Witt is being represented by the American Civil Liberties Union of Washington, which has joined in the battle against the policy. In 2008, Witt's legal challenge resulted in a significant ruling from the 9th U.S. Circuit Court of Appeals saying the military should have to establish an important government interest -- such as the preservation of unit morale, discipline and order -- in making the decision to force someone from the military because of openly homosexual conduct.
Representing the Air Force, Justice Department attorney Peter Phipps said in opening arguments Monday that Witt had "compromised her integrity and her ability to lead" when she conducted a relationship with a married woman and also had relations with two female Air Force officers.

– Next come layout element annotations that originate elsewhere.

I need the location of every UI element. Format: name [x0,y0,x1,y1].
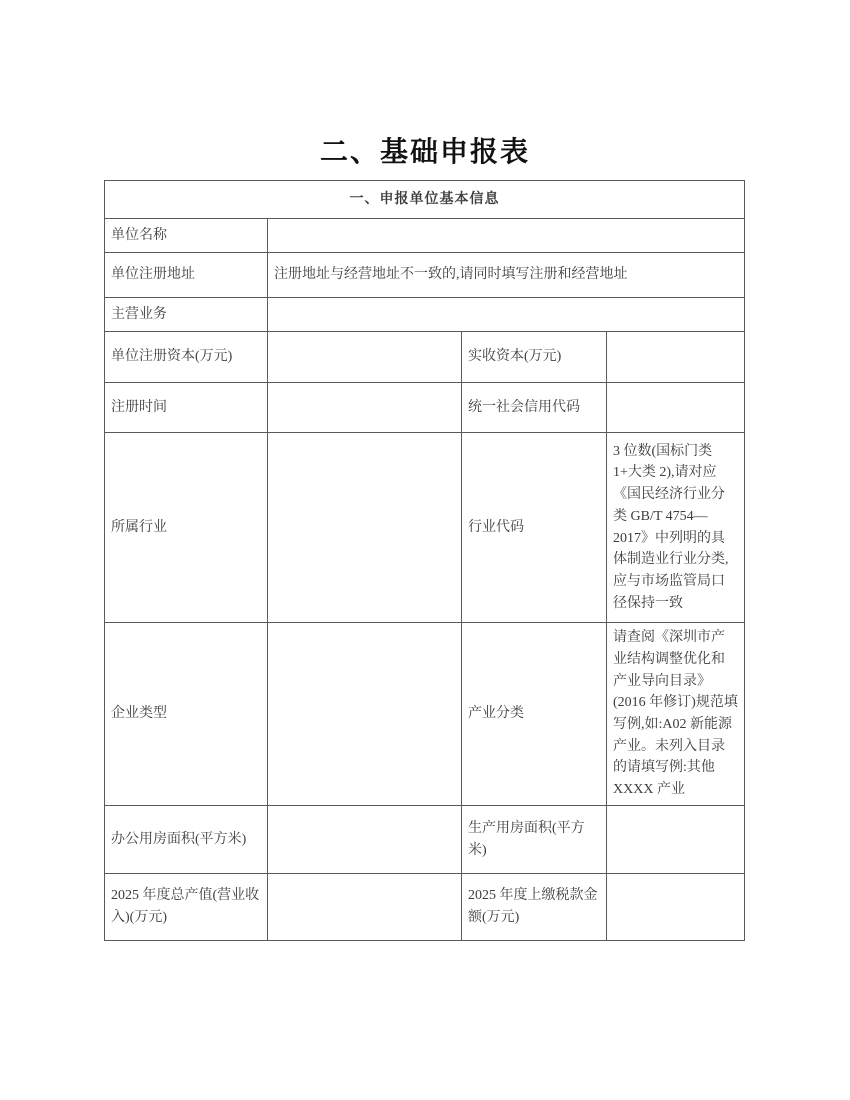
label-production-area: 生产用房面积(平方米) [462,806,607,874]
label-registered-address: 单位注册地址 [105,253,268,298]
table-row-floor-area: 办公用房面积(平方米) 生产用房面积(平方米) [105,806,745,874]
label-industry-classification: 产业分类 [462,623,607,806]
input-production-area[interactable] [607,806,745,874]
label-output-value-2025: 2025 年度总产值(营业收入)(万元) [105,874,268,941]
note-industry-classification: 请查阅《深圳市产业结构调整优化和产业导向目录》(2016 年修订)规范填写例,如… [607,623,745,806]
table-row-registered-address: 单位注册地址 注册地址与经营地址不一致的,请同时填写注册和经营地址 [105,253,745,298]
basic-declaration-table: 一、申报单位基本信息 单位名称 单位注册地址 注册地址与经营地址不一致的,请同时… [104,180,745,941]
table-row-capital: 单位注册资本(万元) 实收资本(万元) [105,332,745,383]
note-industry-code: 3 位数(国标门类 1+大类 2),请对应《国民经济行业分类 GB/T 4754… [607,433,745,623]
input-registered-address[interactable]: 注册地址与经营地址不一致的,请同时填写注册和经营地址 [268,253,745,298]
label-paid-in-capital: 实收资本(万元) [462,332,607,383]
label-credit-code: 统一社会信用代码 [462,383,607,433]
label-main-business: 主营业务 [105,298,268,332]
input-credit-code[interactable] [607,383,745,433]
table-row-registration: 注册时间 统一社会信用代码 [105,383,745,433]
table-row-2025-figures: 2025 年度总产值(营业收入)(万元) 2025 年度上缴税款金额(万元) [105,874,745,941]
label-industry-code: 行业代码 [462,433,607,623]
document-page: 二、基础申报表 一、申报单位基本信息 单位名称 单位注册地址 注册地址与经营地址… [0,0,850,1100]
input-enterprise-type[interactable] [268,623,462,806]
table-row-industry: 所属行业 行业代码 3 位数(国标门类 1+大类 2),请对应《国民经济行业分类… [105,433,745,623]
label-unit-name: 单位名称 [105,219,268,253]
label-industry: 所属行业 [105,433,268,623]
label-registration-date: 注册时间 [105,383,268,433]
label-office-area: 办公用房面积(平方米) [105,806,268,874]
input-industry[interactable] [268,433,462,623]
input-output-value-2025[interactable] [268,874,462,941]
input-registered-capital[interactable] [268,332,462,383]
label-tax-paid-2025: 2025 年度上缴税款金额(万元) [462,874,607,941]
input-main-business[interactable] [268,298,745,332]
label-registered-capital: 单位注册资本(万元) [105,332,268,383]
input-unit-name[interactable] [268,219,745,253]
section-header: 一、申报单位基本信息 [105,181,745,219]
page-title: 二、基础申报表 [0,130,850,170]
table-row-unit-name: 单位名称 [105,219,745,253]
input-registration-date[interactable] [268,383,462,433]
table-row-main-business: 主营业务 [105,298,745,332]
input-paid-in-capital[interactable] [607,332,745,383]
input-office-area[interactable] [268,806,462,874]
label-enterprise-type: 企业类型 [105,623,268,806]
table-row-section-header: 一、申报单位基本信息 [105,181,745,219]
input-tax-paid-2025[interactable] [607,874,745,941]
table-row-enterprise-type: 企业类型 产业分类 请查阅《深圳市产业结构调整优化和产业导向目录》(2016 年… [105,623,745,806]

Phipps asserted that the Air Force actions against her were justified, and reinstating her would put the "don't ask, don't tell" policy, which is supposed to be applied uniformly across the military, in serious risk.
One of Witt's attorneys, Sarah Dunne of the ACLU, said in her opening statement that Witt was a highly skilled Air Force nurse who consistently received outstanding evaluations as well as awards for her service to injured military personnel. Dunne said that unit morale was harmed by Witt's dismissal from the unit, and would be bolstered by allowing her to rejoin her unit.
"We will present evidence that Major Witt's sexual orientation was a nonissue for her unit. ...," Dunne told the court. "The 446th (Aeromedical Evacuation Squadron) had a culture of acceptance of gay and lesbian service members for over 30 years."
Schaffer, the lead witness in the trial, was a longtime friend and colleague of Witt's. As reservists, they frequently shifted between civilian life and Air Force duty, and after one weekend of such military duty in the late 1990s Witt acknowledged to Schaffer that she was lesbian.
Schaffer said that admission helped clear up some confusion in his mind but was no big deal. Altogether, he said, he knew of 12 gays and lesbians among the more than 100 members of the unit, including two homosexual couples within the unit. Sexual preference had no bearing on the unit cohesion, he said, and the biggest blow to morale came when Witt was suspended.
"She was highly, highly regarded by pretty much everyone there," Schaffer said.
Witt's attorneys are also attempting to draw on the experiences of other gay and lesbian military personnel to bolster arguments that their client's return to service would not harm the military.
Monday afternoon, Witt's attorneys called Jenny Kopfstein to the stand. She is a retired Navy officer who wrote a letter to the captain of her ship acknowledging that she is a lesbian. She subsequently was able to serve in the military for two more years before she was forced to retire. She said that once the letter was written, she never tried to hide her sexual orientation. She testified that her openness created more trust between her and other members of her unit because she wasn't always having to dodge personal questions.
"I never lied again," Kopfstein testified. "I answered people's questions fully and completely and honestly.
Retired Sgt. Darren Manzella also said he acknowledged he was gay to his Army commanders, and in 2006 even offered them photos of him holding hands with his boyfriend.
Initially, the Army did not determine that he had violated the "don't ask, don't tell" policy, and for two years he was able to serve as an openly gay soldier. He said other members of his unit accepted him, and he was much relieved to no longer have to hide who he was.
By his desk, Manzella even pinned up a picture of his boyfriend, and when asked, he let others know who that was.
"I was more open, more focused," Manzella said. "I think it made me a better soldier."